Yang Wenzhuang, head of the family planning department at the National Health and Family Planning Commission, said at a July 2014 press conference that it’s inconsistent from a legal standpoint to link obeying birth control rules with access to basic public services through the hukou system.

Yet for decades, the promises and prohibitions have not stopped most government agencies around the country from using the hukou registration process as a weapon for enforcing birth control policies.

Authorities in the provinces of Shandong and Hubei and the regional government in Ningxia have issued directives since late 2013 to prohibit linking hukou registration with family planning certificates. Guangdong’s action—approved in May and implemented two months later—followed.

Many demographers say parents will have more freedom of choice in communities where governments have cut the decades-old ties between family-planning rule compliance and hukou registration. They also see it as another softening of the hard-line one-child policy.

What’s happened this year in Guangdong “will tear a hole in the family planning policy” to the advantage of parents, said the head of a nongovernmental organization in Guangzhou that focuses on population control. He asked not to be named.

Even rule enforcers have welcomed the policy change in Guangdong. A police officer in Guangzhou said it’s been “a great relief for us” since officers no longer have to confront angry parents.
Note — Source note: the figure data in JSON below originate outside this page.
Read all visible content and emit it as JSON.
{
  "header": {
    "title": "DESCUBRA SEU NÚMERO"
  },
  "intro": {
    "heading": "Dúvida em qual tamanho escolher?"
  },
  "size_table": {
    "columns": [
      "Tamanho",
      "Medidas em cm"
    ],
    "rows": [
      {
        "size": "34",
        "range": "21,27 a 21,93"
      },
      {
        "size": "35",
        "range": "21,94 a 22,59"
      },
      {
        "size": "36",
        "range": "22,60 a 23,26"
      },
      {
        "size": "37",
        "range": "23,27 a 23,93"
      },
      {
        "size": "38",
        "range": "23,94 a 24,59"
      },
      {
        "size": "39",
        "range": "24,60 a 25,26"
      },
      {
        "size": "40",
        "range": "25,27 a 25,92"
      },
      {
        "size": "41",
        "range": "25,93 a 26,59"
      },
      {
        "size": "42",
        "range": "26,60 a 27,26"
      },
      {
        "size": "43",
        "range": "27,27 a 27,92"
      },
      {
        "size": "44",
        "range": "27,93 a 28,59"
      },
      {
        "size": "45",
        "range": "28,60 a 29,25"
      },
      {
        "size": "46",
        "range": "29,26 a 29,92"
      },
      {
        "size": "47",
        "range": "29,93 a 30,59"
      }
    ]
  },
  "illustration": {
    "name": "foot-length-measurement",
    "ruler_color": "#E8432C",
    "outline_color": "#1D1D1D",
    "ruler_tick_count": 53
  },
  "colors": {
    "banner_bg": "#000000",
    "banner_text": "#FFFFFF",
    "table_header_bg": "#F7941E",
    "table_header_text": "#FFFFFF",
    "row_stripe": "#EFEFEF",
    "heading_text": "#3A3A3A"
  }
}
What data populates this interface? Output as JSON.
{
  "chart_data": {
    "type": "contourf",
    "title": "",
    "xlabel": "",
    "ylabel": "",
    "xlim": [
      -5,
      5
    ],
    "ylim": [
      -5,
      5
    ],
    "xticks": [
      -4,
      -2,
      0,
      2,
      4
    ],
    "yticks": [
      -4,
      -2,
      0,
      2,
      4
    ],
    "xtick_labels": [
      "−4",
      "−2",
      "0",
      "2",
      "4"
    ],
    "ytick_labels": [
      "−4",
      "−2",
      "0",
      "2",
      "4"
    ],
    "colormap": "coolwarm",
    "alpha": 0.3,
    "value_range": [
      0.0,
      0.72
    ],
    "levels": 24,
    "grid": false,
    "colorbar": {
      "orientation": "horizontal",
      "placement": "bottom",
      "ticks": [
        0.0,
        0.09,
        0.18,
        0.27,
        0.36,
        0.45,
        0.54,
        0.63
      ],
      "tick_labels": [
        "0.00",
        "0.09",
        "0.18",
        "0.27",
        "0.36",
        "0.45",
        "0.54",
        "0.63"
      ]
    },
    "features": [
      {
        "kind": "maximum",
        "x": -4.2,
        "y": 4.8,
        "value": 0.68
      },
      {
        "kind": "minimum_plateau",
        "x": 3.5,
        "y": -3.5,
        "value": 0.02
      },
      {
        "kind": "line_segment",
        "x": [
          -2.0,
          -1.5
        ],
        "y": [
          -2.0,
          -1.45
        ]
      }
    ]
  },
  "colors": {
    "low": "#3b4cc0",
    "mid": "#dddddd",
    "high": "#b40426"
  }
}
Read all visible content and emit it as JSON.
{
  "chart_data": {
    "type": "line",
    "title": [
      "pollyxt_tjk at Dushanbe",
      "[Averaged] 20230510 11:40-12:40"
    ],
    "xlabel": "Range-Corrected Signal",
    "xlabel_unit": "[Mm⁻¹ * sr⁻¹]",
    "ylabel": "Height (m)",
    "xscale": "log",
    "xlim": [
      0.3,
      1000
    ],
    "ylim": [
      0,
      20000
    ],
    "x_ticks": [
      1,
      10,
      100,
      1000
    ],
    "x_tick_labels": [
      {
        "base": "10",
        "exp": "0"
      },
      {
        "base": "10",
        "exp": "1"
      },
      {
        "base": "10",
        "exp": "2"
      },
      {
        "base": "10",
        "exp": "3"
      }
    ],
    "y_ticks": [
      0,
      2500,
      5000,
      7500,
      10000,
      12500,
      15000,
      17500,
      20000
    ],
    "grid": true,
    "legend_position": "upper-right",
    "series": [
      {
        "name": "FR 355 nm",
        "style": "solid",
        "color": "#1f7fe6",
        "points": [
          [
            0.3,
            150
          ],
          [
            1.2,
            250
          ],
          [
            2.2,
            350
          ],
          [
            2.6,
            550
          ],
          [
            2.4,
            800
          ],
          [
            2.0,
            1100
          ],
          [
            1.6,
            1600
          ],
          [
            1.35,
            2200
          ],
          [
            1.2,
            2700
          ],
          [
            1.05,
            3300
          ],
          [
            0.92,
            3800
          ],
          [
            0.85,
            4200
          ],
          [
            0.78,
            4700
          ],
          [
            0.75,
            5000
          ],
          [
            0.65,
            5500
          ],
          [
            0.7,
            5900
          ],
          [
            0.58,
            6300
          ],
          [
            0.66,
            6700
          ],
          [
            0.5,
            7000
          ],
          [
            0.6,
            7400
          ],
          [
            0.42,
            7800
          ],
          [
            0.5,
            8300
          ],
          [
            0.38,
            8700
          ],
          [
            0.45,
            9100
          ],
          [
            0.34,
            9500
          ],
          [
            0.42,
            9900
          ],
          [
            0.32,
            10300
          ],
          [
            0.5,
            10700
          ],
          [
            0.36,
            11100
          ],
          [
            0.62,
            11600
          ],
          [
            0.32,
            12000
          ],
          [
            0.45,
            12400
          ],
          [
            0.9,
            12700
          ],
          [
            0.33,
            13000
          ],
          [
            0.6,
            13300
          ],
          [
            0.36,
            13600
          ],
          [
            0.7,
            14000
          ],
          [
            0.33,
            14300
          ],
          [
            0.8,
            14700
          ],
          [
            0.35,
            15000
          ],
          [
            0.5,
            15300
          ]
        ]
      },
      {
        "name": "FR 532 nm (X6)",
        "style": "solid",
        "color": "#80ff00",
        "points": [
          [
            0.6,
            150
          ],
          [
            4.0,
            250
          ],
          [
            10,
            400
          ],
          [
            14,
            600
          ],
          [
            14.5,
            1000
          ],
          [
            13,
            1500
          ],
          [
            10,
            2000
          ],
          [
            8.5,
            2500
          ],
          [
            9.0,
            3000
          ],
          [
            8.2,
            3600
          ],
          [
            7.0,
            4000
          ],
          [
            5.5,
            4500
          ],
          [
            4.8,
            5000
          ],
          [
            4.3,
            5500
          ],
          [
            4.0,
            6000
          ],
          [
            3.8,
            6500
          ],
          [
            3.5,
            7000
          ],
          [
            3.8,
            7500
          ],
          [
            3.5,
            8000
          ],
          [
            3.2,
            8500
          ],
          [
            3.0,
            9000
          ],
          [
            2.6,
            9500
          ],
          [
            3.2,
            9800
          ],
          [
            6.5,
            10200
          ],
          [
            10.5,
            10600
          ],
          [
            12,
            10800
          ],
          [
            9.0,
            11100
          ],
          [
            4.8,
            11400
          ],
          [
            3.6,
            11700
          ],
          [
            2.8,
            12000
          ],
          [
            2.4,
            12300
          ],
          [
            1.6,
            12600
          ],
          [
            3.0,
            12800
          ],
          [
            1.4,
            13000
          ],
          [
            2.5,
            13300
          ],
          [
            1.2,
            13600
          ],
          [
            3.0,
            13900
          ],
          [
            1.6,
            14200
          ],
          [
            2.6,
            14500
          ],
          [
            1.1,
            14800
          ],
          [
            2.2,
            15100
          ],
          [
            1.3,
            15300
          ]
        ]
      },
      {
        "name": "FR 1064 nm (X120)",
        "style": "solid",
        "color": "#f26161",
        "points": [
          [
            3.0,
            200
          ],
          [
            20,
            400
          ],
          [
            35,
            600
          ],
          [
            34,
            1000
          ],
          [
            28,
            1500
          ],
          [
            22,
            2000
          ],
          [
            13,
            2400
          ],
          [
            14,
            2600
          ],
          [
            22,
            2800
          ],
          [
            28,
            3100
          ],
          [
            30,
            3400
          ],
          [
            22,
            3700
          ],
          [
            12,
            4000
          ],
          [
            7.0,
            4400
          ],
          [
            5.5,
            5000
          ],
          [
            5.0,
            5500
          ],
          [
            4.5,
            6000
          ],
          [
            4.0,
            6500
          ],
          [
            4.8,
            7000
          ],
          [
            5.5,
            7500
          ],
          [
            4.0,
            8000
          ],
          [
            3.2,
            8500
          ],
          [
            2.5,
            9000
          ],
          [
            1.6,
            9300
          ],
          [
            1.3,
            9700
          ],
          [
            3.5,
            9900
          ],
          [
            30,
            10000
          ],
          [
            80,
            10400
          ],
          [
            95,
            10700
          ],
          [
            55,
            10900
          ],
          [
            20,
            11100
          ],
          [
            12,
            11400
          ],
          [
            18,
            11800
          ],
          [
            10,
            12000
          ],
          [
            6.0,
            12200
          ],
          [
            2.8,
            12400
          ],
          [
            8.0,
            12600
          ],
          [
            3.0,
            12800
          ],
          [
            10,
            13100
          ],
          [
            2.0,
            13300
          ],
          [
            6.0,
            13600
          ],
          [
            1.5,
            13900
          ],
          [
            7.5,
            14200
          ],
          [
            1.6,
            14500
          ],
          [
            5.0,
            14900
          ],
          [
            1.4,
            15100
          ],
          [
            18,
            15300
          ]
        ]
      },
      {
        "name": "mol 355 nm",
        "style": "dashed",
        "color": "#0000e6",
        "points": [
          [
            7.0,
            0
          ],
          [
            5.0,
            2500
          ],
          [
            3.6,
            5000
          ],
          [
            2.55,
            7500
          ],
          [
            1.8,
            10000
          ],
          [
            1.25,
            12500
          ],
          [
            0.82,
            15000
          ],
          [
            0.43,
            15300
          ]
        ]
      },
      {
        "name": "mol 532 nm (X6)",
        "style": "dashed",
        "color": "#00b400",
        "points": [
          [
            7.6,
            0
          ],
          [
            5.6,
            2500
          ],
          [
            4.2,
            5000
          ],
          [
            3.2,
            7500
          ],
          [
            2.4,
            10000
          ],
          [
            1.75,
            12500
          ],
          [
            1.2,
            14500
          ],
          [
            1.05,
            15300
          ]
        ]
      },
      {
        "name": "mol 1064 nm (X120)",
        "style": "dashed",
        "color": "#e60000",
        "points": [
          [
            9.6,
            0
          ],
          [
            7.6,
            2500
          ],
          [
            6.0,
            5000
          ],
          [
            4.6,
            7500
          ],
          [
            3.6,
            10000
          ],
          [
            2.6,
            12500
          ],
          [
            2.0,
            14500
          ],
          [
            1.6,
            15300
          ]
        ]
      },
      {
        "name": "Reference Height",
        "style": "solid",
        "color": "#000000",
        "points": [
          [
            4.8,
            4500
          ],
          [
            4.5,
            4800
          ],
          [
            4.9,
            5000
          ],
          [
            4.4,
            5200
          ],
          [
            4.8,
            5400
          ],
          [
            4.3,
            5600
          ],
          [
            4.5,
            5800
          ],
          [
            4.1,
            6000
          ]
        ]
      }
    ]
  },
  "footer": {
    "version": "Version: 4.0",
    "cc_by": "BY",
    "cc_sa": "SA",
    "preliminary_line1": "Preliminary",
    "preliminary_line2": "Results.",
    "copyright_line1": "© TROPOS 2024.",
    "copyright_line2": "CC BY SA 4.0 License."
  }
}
Police frequently found themselves challenged by parents who had violated family-planning rules yet still demanded hukous.

These confrontations “embarrassed us” because there was “no legal support for refusing” a hukou to such parents, said the officer, who asked to remain anonymous.

Now, the officer said, parents can register for a child’s hukou with merely a hospital birth certificate and their own identification documents. However, he noted, police still share hukou registration information with the family planning agency for the latter to track families’ obedience to population rules.

How are family planning officials reacting? On Aug. 5, Guangdong Family Planning Commission officials said they would ask a court to order parents who break the rules— including parents who now register babies for hukous—to pay all the necessary fines, which are around 200,000 yuan—about $30,000—per child born against the rules.

Some experts say the commission’s case will fall flat. A legal source at a Guangdong court said the family planning commission may be forced to pursue fines against parents on its own, without any judicial support. The reason, he said, is tied to the fact that the country’s courts are in the midst of a reform campaign that’s reducing court involvement in law enforcement.

A family planning official who also asked not to be named admitted that population controls are weakening now that the rules have been changed in Guangdong and elsewhere.

The central government is also moving toward relaxing the powerful grip that family planning agencies have been exercising over parents for the past 35 years. One argument for scrapping the one-child policy is that recent adjustments giving more parents permission to have a second child have not led to as many births as hoped.

In fact, a 2012 report by the China Development Research Foundation, an agency under the State Council’s Development Research Center, said the country should further liberalize the one-child policy this year and abandon it by 2020.